CelebrityNetWorth
- Website type: Private
- Founded: October 2008; 17 years ago
- Headquarters: Chicago, Illinois, {{{location_country}}}
- Founder: Brian Warner
- Key people: Alex Chan
- Employees: 1-50^{[better source needed]}
- Website: www.celebritynetworth.com
- Current status: Online

= CelebrityNetWorth =

Website on celebrity finances

CelebrityNetWorth is a website which reports estimates of the total assets and financial activities of celebrities. It is operated by Corte Lodato LLC, which was founded by its CEO Brian Warner in 2008.

The website has been criticized for a lack of transparency for its calculations, with no way to verify the accuracy of the figures.

== Activities ==
CelebrityNetWorth creates web pages that list a celebrity's name, a short biography, and estimates of net worth and salary. The site claims to calculate net worth based on "a proprietary algorithm" based on publicly available information, although, according to The New York Times, there are no computer scientists in their employment. Warner has said of their estimates that "If we end up too far off, there is always some kind of backlash. There have been a handful of cases when we’ve been proved to be off, and we’ve corrected it". The site also provides news articles on financial transactions of celebrities such as the purchase of a home or lawsuits, which are written by freelancers.

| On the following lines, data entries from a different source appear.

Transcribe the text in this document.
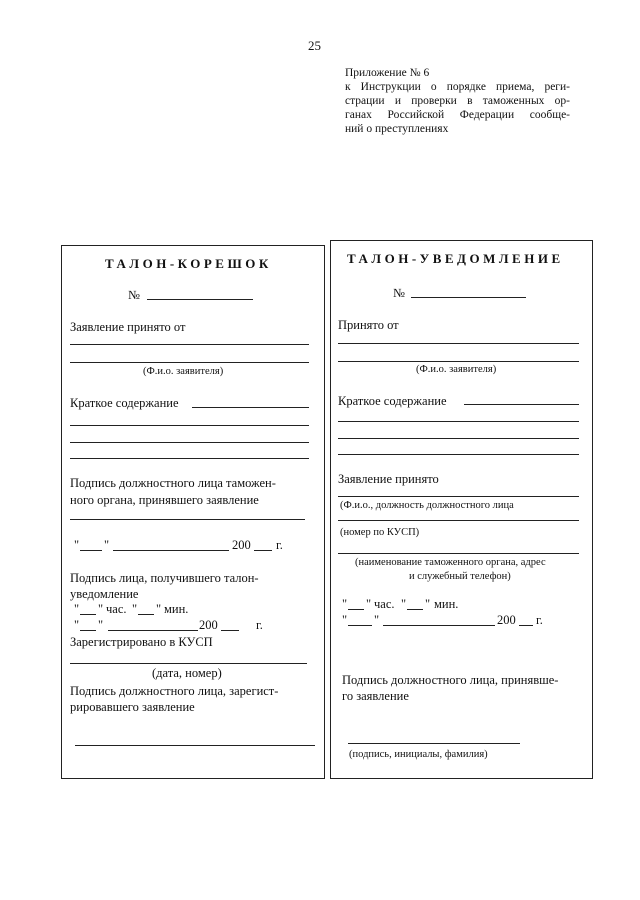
25
Приложение № 6
к Инструкции о порядке приема, реги-
страции и проверки в таможенных ор-
ганах Российской Федерации сообще-
ний о преступлениях
ТАЛОН-КОРЕШОК
№
Заявление принято от
(Ф.и.о. заявителя)
Краткое содержание
Подпись должностного лица таможен-
ного органа, принявшего заявление
" "	200 г.
Подпись лица, получившего талон-
уведомление
" " час. " " мин.
" "	200	г.
Зарегистрировано в КУСП
(дата, номер)
Подпись должностного лица, зарегист-
рировавшего заявление
ТАЛОН-УВЕДОМЛЕНИЕ
№
Принято от
(Ф.и.о. заявителя)
Краткое содержание
Заявление принято
(Ф.и.о., должность должностного лица
(номер по КУСП)
(наименование таможенного органа, адрес
и служебный телефон)
" " час. " " мин.
" "	200 г.
Подпись должностного лица, принявше-
го заявление
(подпись, инициалы, фамилия)
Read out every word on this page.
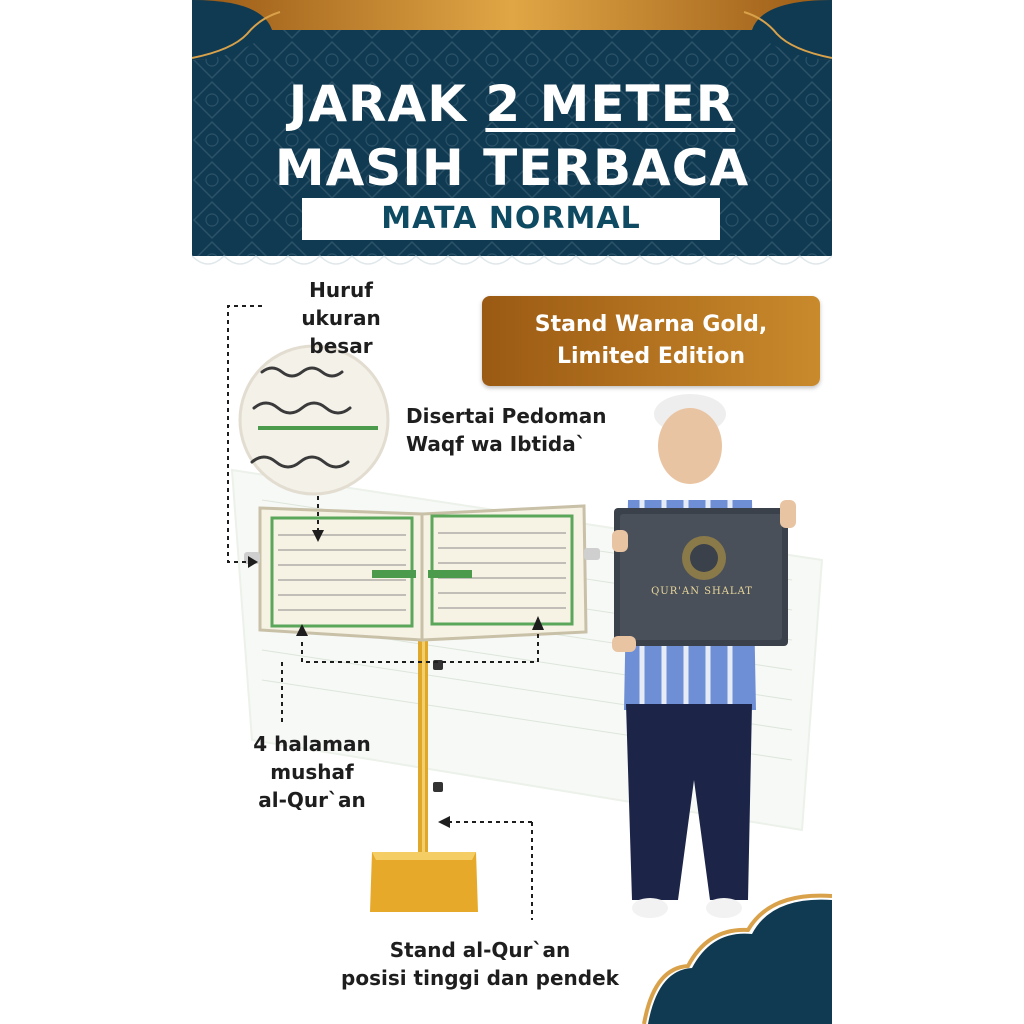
JARAK 2 METER
MASIH TERBACA
MATA NORMAL
Stand Warna Gold,
Limited Edition
Huruf ukuran
besar
Disertai Pedoman
Waqf wa Ibtida`
4 halaman
mushaf
al-Qur`an
Stand al-Qur`an
posisi tinggi dan pendek
QUR'AN SHALAT
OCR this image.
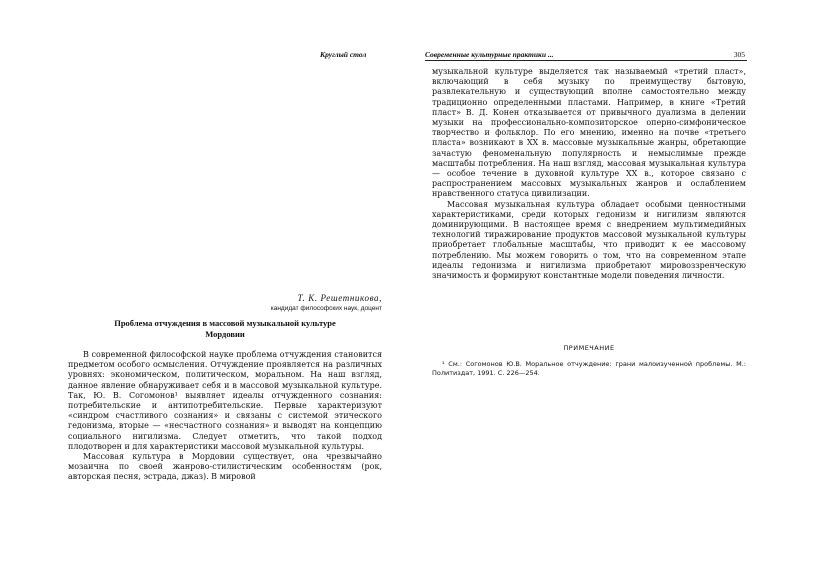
Круглый стол
Т. К. Решетникова,
кандидат философских наук, доцент
Проблема отчуждения в массовой музыкальной культуре Мордовии

В современной философской науке проблема отчуждения становится предметом особого осмысления. Отчуждение проявляется на различных уровнях: экономическом, политическом, моральном. На наш взгляд, данное явление обнаруживает себя и в массовой музыкальной культуре. Так, Ю. В. Согомонов¹ выявляет идеалы отчужденного сознания: потребительские и антипотребительские. Первые характеризуют «синдром счастливого сознания» и связаны с системой этического гедонизма, вторые — «несчастного сознания» и выводят на концепцию социального нигилизма. Следует отметить, что такой подход плодотворен и для характеристики массовой музыкальной культуры.

Массовая культура в Мордовии существует, она чрезвычайно мозаична по своей жанрово-стилистическим особенностям (рок, авторская песня, эстрада, джаз). В мировой

Современные культурные практики ...	305

музыкальной культуре выделяется так называемый «третий пласт», включающий в себя музыку по преимуществу бытовую, развлекательную и существующий вполне самостоятельно между традиционно определенными пластами. Например, в книге «Третий пласт» В. Д. Конен отказывается от привычного дуализма в делении музыки на профессионально-композиторское оперно-симфоническое творчество и фольклор. По его мнению, именно на почве «третьего пласта» возникают в XX в. массовые музыкальные жанры, обретающие зачастую феноменальную популярность и немыслимые прежде масштабы потребления. На наш взгляд, массовая музыкальная культура — особое течение в духовной культуре XX в., которое связано с распространением массовых музыкальных жанров и ослаблением нравственного статуса цивилизации.

Массовая музыкальная культура обладает особыми ценностными характеристиками, среди которых гедонизм и нигилизм являются доминирующими. В настоящее время с внедрением мультимедийных технологий тиражирование продуктов массовой музыкальной культуры приобретает глобальные масштабы, что приводит к ее массовому потреблению. Мы можем говорить о том, что на современном этапе идеалы гедонизма и нигилизма приобретают мировоззренческую значимость и формируют константные модели поведения личности.

ПРИМЕЧАНИЕ
¹ См.: Согомонов Ю.В. Моральное отчуждение: грани малоизученной проблемы. М.: Политиздат, 1991. С. 226—254.
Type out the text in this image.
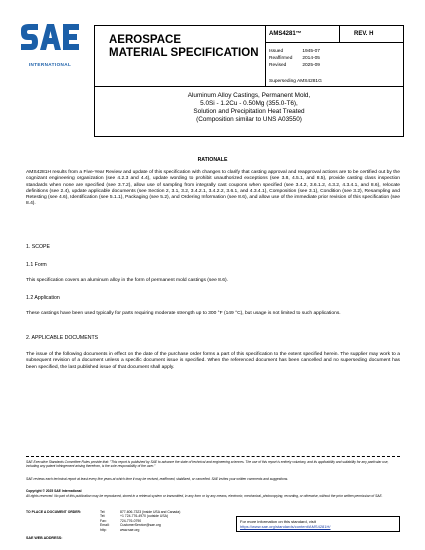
INTERNATIONAL
AEROSPACE
MATERIAL SPECIFICATION
AMS4281™	REV. H
Issued	1945-07
Reaffirmed 2014-05
Revised	2025-09
Superseding AMS4281G
Aluminum Alloy Castings, Permanent Mold,
5.0Si - 1.2Cu - 0.50Mg (355.0-T6),
Solution and Precipitation Heat Treated
(Composition similar to UNS A03550)
RATIONALE
AMS4281H results from a Five-Year Review and update of this specification with changes to clarify that casting approval and reapproval actions are to be certified out by the cognizant engineering organization (see 4.2.3 and 4.4), update wording to prohibit unauthorized exceptions (see 3.8, 4.5.1, and 8.5), provide casting class inspection standards when none are specified (see 3.7.2), allow use of sampling from integrally cast coupons when specified (see 3.4.2, 3.6.1.2, 4.3.2, 4.3.4.1, and 8.6), relocate definitions (see 2.4), update applicable documents (see Section 2, 3.1, 3.2, 3.4.2.1, 3.4.2.2, 3.6.1, and 4.3.4.1), Composition (see 3.1), Condition (see 3.2), Resampling and Retesting (see 4.6), Identification (see 5.1.1), Packaging (see 5.2), and Ordering Information (see 8.6), and allow use of the immediate prior revision of this specification (see 8.4).
1. SCOPE
1.1 Form
This specification covers an aluminum alloy in the form of permanent mold castings (see 8.6).
1.2 Application
These castings have been used typically for parts requiring moderate strength up to 300 °F (149 °C), but usage is not limited to such applications.
2. APPLICABLE DOCUMENTS
The issue of the following documents in effect on the date of the purchase order forms a part of this specification to the extent specified herein. The supplier may work to a subsequent revision of a document unless a specific document issue is specified. When the referenced document has been cancelled and no superseding document has been specified, the last published issue of that document shall apply.
SAE Executive Standards Committee Rules provide that: "This report is published by SAE to advance the state of technical and engineering sciences. The use of this report is entirely voluntary, and its applicability and suitability for any particular use, including any patent infringement arising therefrom, is the sole responsibility of the user."
SAE reviews each technical report at least every five years at which time it may be revised, reaffirmed, stabilized, or cancelled. SAE invites your written comments and suggestions.
Copyright © 2025 SAE International
All rights reserved. No part of this publication may be reproduced, stored in a retrieval system or transmitted, in any form or by any means, electronic, mechanical, photocopying, recording, or otherwise, without the prior written permission of SAE.
TO PLACE A DOCUMENT ORDER:	Tel:	877-606-7323 (inside USA and Canada)
Tel:	+1 724-776-4970 (outside USA)
Fax:	724-776-0790
Email:	CustomerService@sae.org
http:	www.sae.org
SAE WEB ADDRESS:
For more information on this standard, visit
https://www.sae.org/standards/content/AMS4281H/
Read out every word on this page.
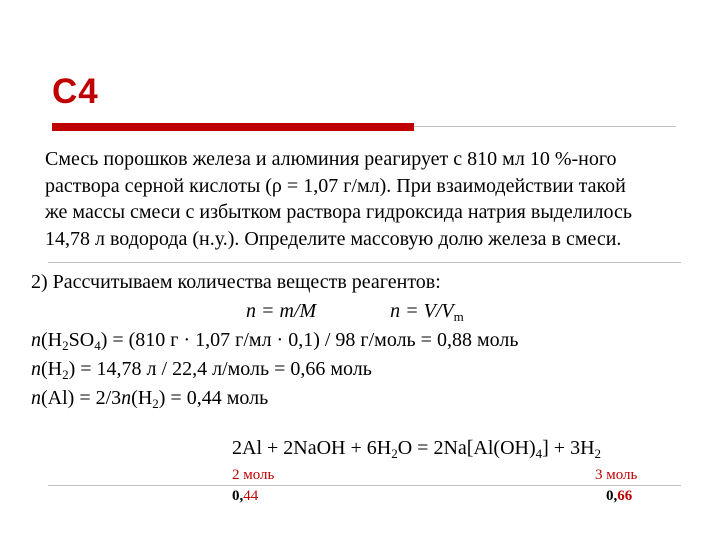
С4
Смесь порошков железа и алюминия реагирует с 810 мл 10 %-ного
раствора серной кислоты (ρ = 1,07 г/мл). При взаимодействии такой
же массы смеси с избытком раствора гидроксида натрия выделилось
14,78 л водорода (н.у.). Определите массовую долю железа в смеси.
2) Рассчитываем количества веществ реагентов:
n = m/M	$n = V/V_m$
$n(H_2SO_4) = (810$ г · 1,07 г/мл · 0,1) / 98 г/моль = 0,88 моль
$n(H_2) = 14,78$ л / 22,4 л/моль = 0,66 моль
$n(Al) = 2/3n(H_2) = 0,44$ моль
2Al + 2NaOH + $6H_2O = 2Na[Al(OH)_4] + 3H_2$
2 моль	3 моль
0,44	0,66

CelebrityNetWorth also creates lists ranking wealthy individuals based upon their wealth. In 2012, the company compiled a list of the 25 richest people in history, adjusted for inflation, naming King Mansa Musa of the Mali Empire at the top of the list. That same year, it created a list of the world's richest DJs, and a survey which named Ringo Starr as the world's richest drummer.

== Interactions with Google ==
In 2014, Google requested permission from Warner to include CelebrityNetWorth's data in its Knowledge Graph. Warner declined. However, in February 2016, Google began using information from its search index of CelebrityNetWorth to display featured snippets with net worth at the top of their search result pages for relevant queries. The featured snippets were positioned above the search results, including results for CelebrityNetWorth. As a result, CelebrityNetWorth's web traffic declined by 65% from January 2016 to January 2017.

In July 2019, the site was asked to submit on-the-record testimony to the House Subcommittee on Antitrust as part of its investigation into Google's anti-competitive behavior. The testimony provided a timeline detailing Google's encroachment into CelebrityNetWorth's business through the use of scraped content and "Featured Snippet" answer boxes. The testimony made three primary arguments; 1) That Google used its market power as a monopoly to benefit itself while hurting competitors; 2) That Google's actions have had negative impacts on the open internet; and 3) That these actions harm everyday Internet consumers.

== Criticism ==
The website has been criticized for a lack of transparency for its calculations, with no way to verify the accuracy of the figures. A piece in The New York Times criticized CelebrityNetWorth's accuracy, describing news articles as "clickbait", noting that most content is written by freelance writers, rather than journalists or computer scientists that analyze data. Warner himself has said that the amount is "ballparked" rather than "dollar level accuracy." Despite this, numerous publications often cite the publication. The piece also noted signs of interference; after Geoffrey Owens was spotted working as a retail cashier, his previous net worth of $500K was revised to $300K.